Затем последовали следующие тома "Истории происхождения христианства": "Апостолы" (1866), "Святой Павел и его миссия" (1867), "Антихрист" (1873), "Евангелия и второе поколение христианства" (1877), "Христианская церковь" (1879), "Марк Аврелий и конец античного мира" (1881). А с 1889 года Ренан начал печатать свою ветхозаветную пенталогию " История израильского народа", последний том которой был выпущен уже посмертно (Ренан умер в 1892 году).

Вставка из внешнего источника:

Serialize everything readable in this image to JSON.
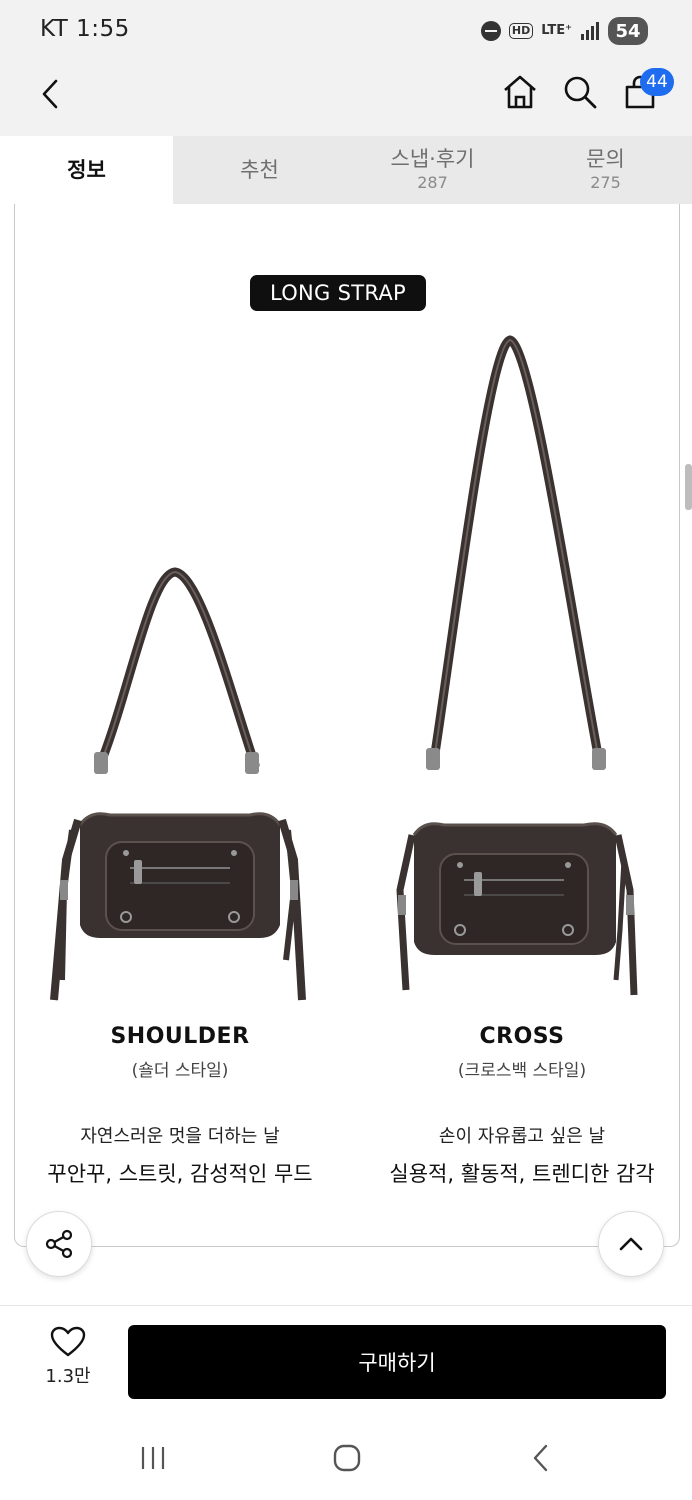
{
  "status": {
    "time": "KT 1:55",
    "hd": "HD",
    "lte": "LTE⁺",
    "battery": "54"
  },
  "header": {
    "cart_count": "44"
  },
  "tabs": [
    {
      "label": "정보",
      "count": ""
    },
    {
      "label": "추천",
      "count": ""
    },
    {
      "label": "스냅·후기",
      "count": "287"
    },
    {
      "label": "문의",
      "count": "275"
    }
  ],
  "content": {
    "badge": "LONG STRAP",
    "shoulder": {
      "title": "SHOULDER",
      "subtitle": "(숄더 스타일)",
      "desc1": "자연스러운 멋을 더하는 날",
      "desc2": "꾸안꾸, 스트릿, 감성적인 무드"
    },
    "cross": {
      "title": "CROSS",
      "subtitle": "(크로스백 스타일)",
      "desc1": "손이 자유롭고 싶은 날",
      "desc2": "실용적, 활동적, 트렌디한 감각"
    }
  },
  "bottom": {
    "like_count": "1.3만",
    "buy_label": "구매하기"
  },
  "colors": {
    "accent": "#1e6cf0",
    "buy_button": "#000000",
    "bag": "#3a3230"
  }
}
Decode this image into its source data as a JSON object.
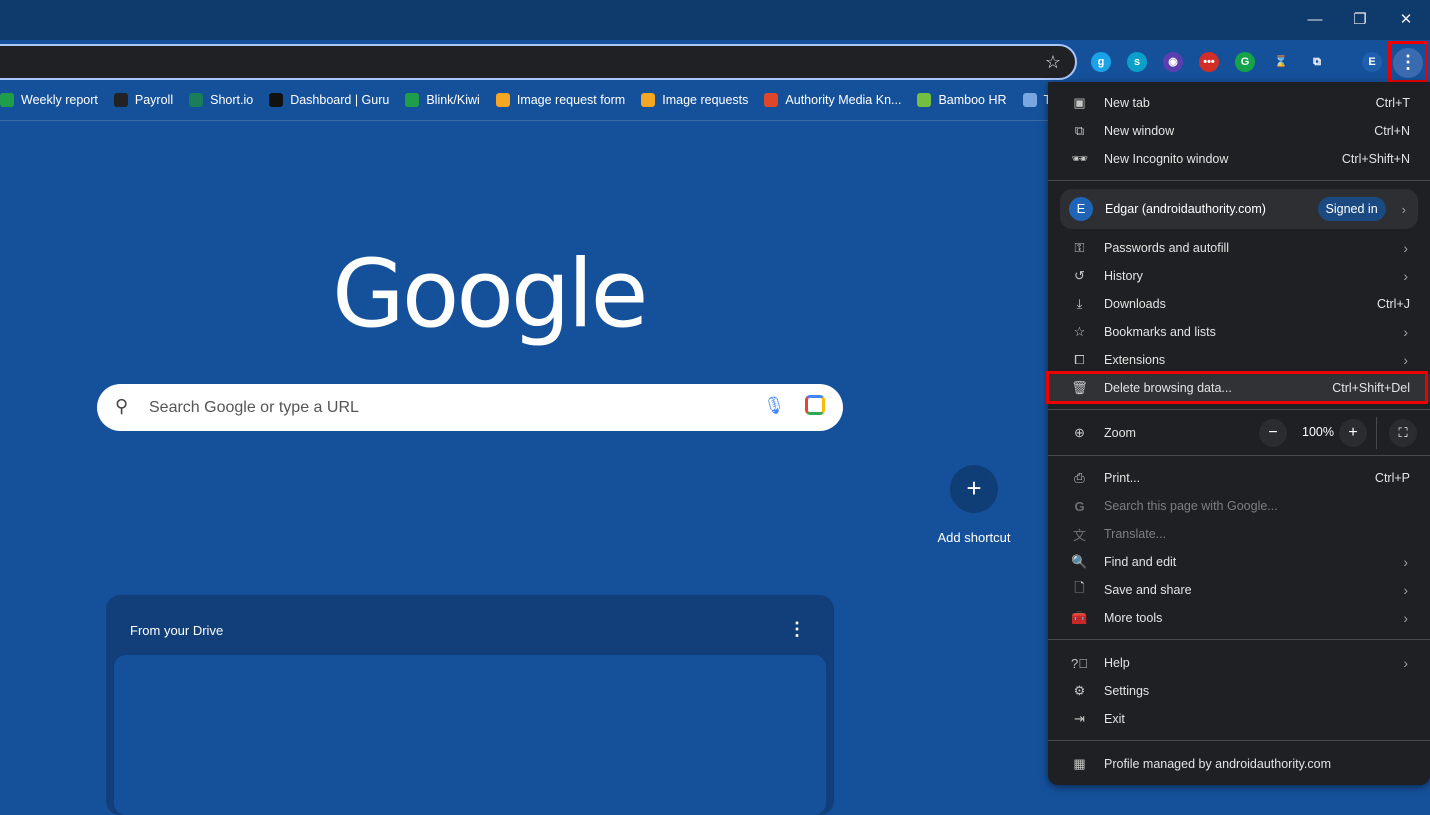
{
  "window": {
    "minimize": "—",
    "maximize": "❐",
    "close": "✕"
  },
  "toolbar": {
    "profile_initial": "E",
    "extensions": [
      {
        "name": "g",
        "color": "#1aa3e8",
        "glyph": "g"
      },
      {
        "name": "s",
        "color": "#0aa0c8",
        "glyph": "s"
      },
      {
        "name": "fingerprint",
        "color": "#5b3fb0",
        "glyph": "◉"
      },
      {
        "name": "lastpass",
        "color": "#d32d27",
        "glyph": "•••"
      },
      {
        "name": "grammarly",
        "color": "#15a34a",
        "glyph": "G"
      },
      {
        "name": "timer",
        "color": "#15519b",
        "glyph": "⌛"
      },
      {
        "name": "extensions",
        "color": "#15519b",
        "glyph": "⧉"
      }
    ]
  },
  "bookmarks": [
    {
      "label": "Weekly report",
      "color": "#1e9e4a"
    },
    {
      "label": "Payroll",
      "color": "#222"
    },
    {
      "label": "Short.io",
      "color": "#1a7e5a"
    },
    {
      "label": "Dashboard | Guru",
      "color": "#111"
    },
    {
      "label": "Blink/Kiwi",
      "color": "#1e9e4a"
    },
    {
      "label": "Image request form",
      "color": "#f5a623"
    },
    {
      "label": "Image requests",
      "color": "#f5a623"
    },
    {
      "label": "Authority Media Kn...",
      "color": "#e0462a"
    },
    {
      "label": "Bamboo HR",
      "color": "#73c041"
    },
    {
      "label": "Toolb",
      "color": "#7aa7e0"
    }
  ],
  "page": {
    "logo": "Google",
    "search_placeholder": "Search Google or type a URL",
    "add_shortcut": "Add shortcut",
    "drive_title": "From your Drive"
  },
  "menu": {
    "new_tab": "New tab",
    "new_tab_sc": "Ctrl+T",
    "new_window": "New window",
    "new_window_sc": "Ctrl+N",
    "incognito": "New Incognito window",
    "incognito_sc": "Ctrl+Shift+N",
    "profile_name": "Edgar (androidauthority.com)",
    "profile_initial": "E",
    "signed_in": "Signed in",
    "passwords": "Passwords and autofill",
    "history": "History",
    "downloads": "Downloads",
    "downloads_sc": "Ctrl+J",
    "bookmarks": "Bookmarks and lists",
    "extensions": "Extensions",
    "delete": "Delete browsing data...",
    "delete_sc": "Ctrl+Shift+Del",
    "zoom": "Zoom",
    "zoom_value": "100%",
    "print": "Print...",
    "print_sc": "Ctrl+P",
    "search_page": "Search this page with Google...",
    "translate": "Translate...",
    "find": "Find and edit",
    "save": "Save and share",
    "more_tools": "More tools",
    "help": "Help",
    "settings": "Settings",
    "exit": "Exit",
    "managed": "Profile managed by androidauthority.com"
  },
  "colors": {
    "highlight": "#ee0000",
    "page_bg": "#15519b",
    "menu_bg": "#1f2023"
  }
}
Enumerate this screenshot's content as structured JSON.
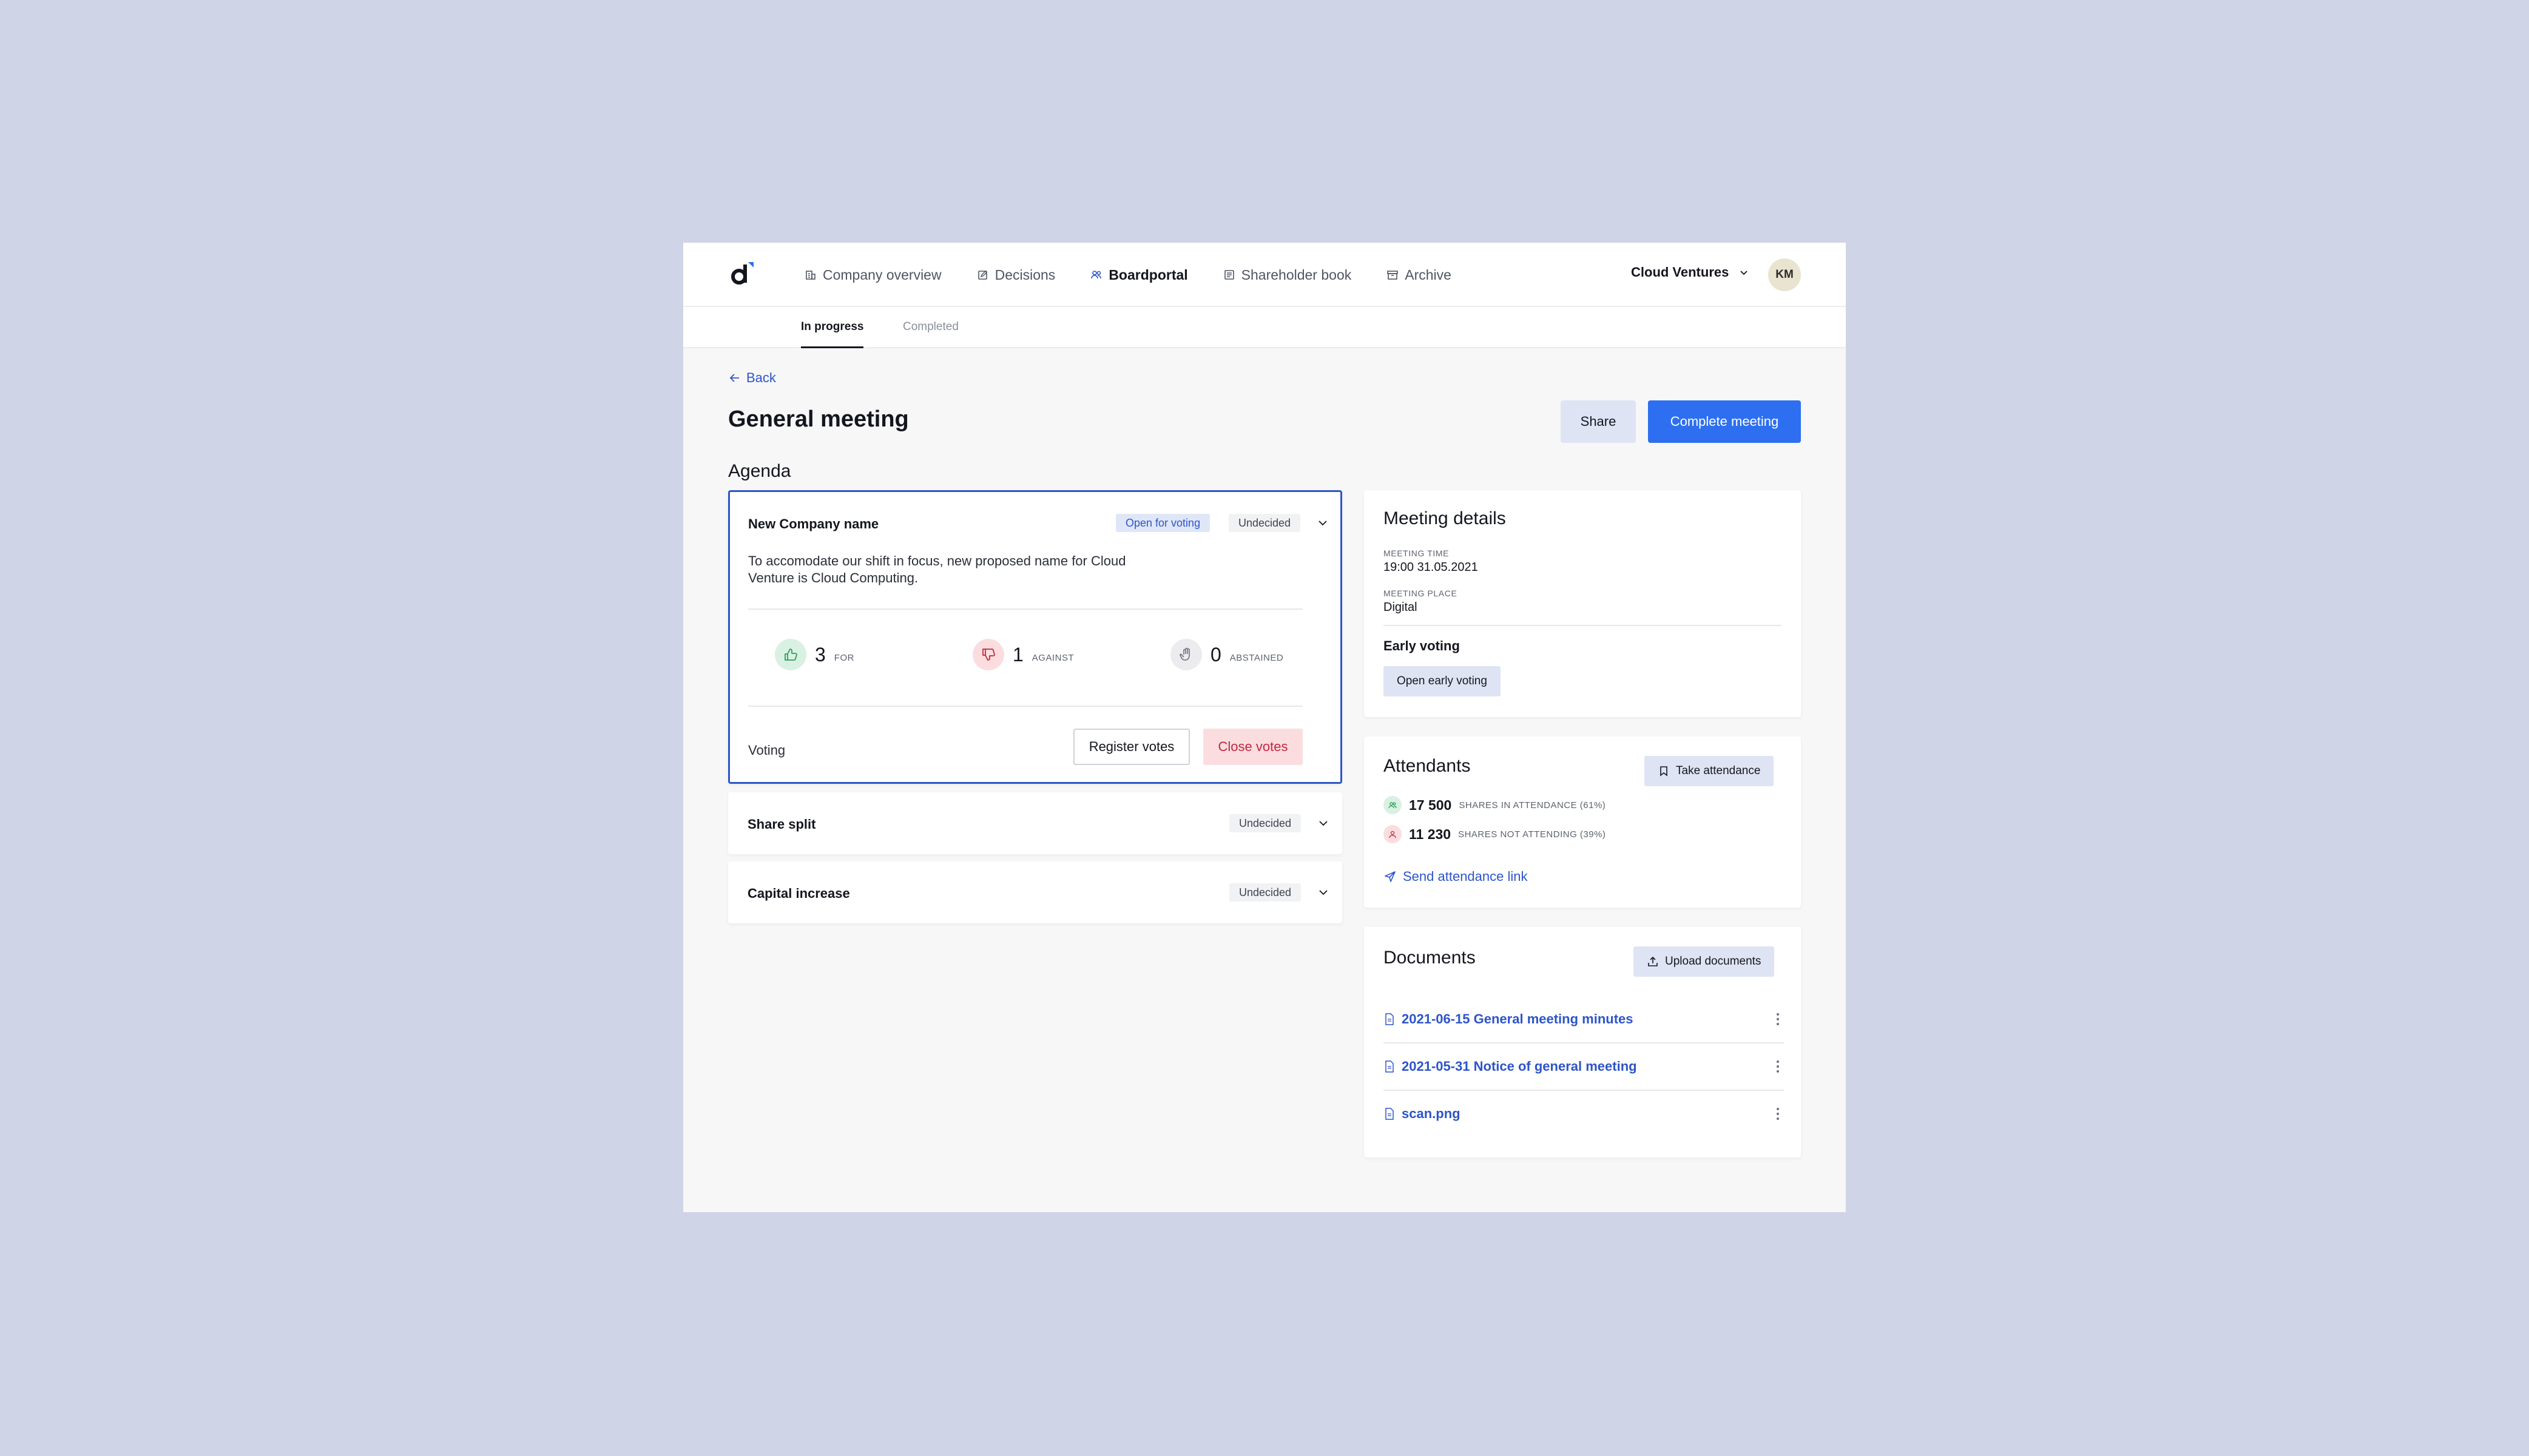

При жизни писатель пожал громкую славу. Его избрали профессором Коллеж де Франс, С ним дружили многие деятели культуры, в том числе и русские, в частности И. С. Тургенев. Суждения о нем были противоречивыми. Богословы подвергали его резкой и чаще всего справедливой критике. Владимир Соловьев, встретившись с Ренаном, отзывался о нем как о "пустейшем врале". На юного Д. С. Мережковского он произвел впечатление "гения".
В XX веке слава Ренана померкла. Даже во Франции многие стали о нем забывать. Стефан Цвейг рассказывает, как на его вопрос французскому моряку, знает ли он, кто такой Эрнест Ренан, именем которого назван корабль, тот ответил: "Наверно, генерал" .
Кроме трудов по истории религии Ренан написал множество работ по литературе, критические и философские эссе, драмы, мемуары. Однако в культурном наследии Франции он остался прежде всего автором "Жизни Иисуса".
Что же находит читатель в этой книге?
Построена она как историческое повествование, но несет в себе все признаки романа. Многочисленные ссылки на источники, глубокое знание евангельской эпохи не могут скрыть этого от читателей. Ренан даже не удержался и в конце поместил главу "Судьба врагов Иисуса" - совсем как в классическом романе. Рассказ захватывает взволнованным личностным отношением. Ренан великолепный стилист. Его язык прозрачен. Ему присущ изящный лаконизм: он умел двумя-тремя словами создать запоминающийся образ. Говорили даже о какой-то гипнотической силе его прозы. Как историк он обладал даром интуиции, способностью вживаться в прошлое, передавать его аромат.
В кратком вступительном очерке к "Жизни Иисуса" Ренан в целом признает достоверным евангельское повествование. Он даже защищает историческую надежность многих мест Иоаннова Евангелия, которое тогдашние критики третировали как поздний вымысел. В этом смысле писатель куда ближе к точке зрения большинства современных ученых, чем иные скептики прошлого века.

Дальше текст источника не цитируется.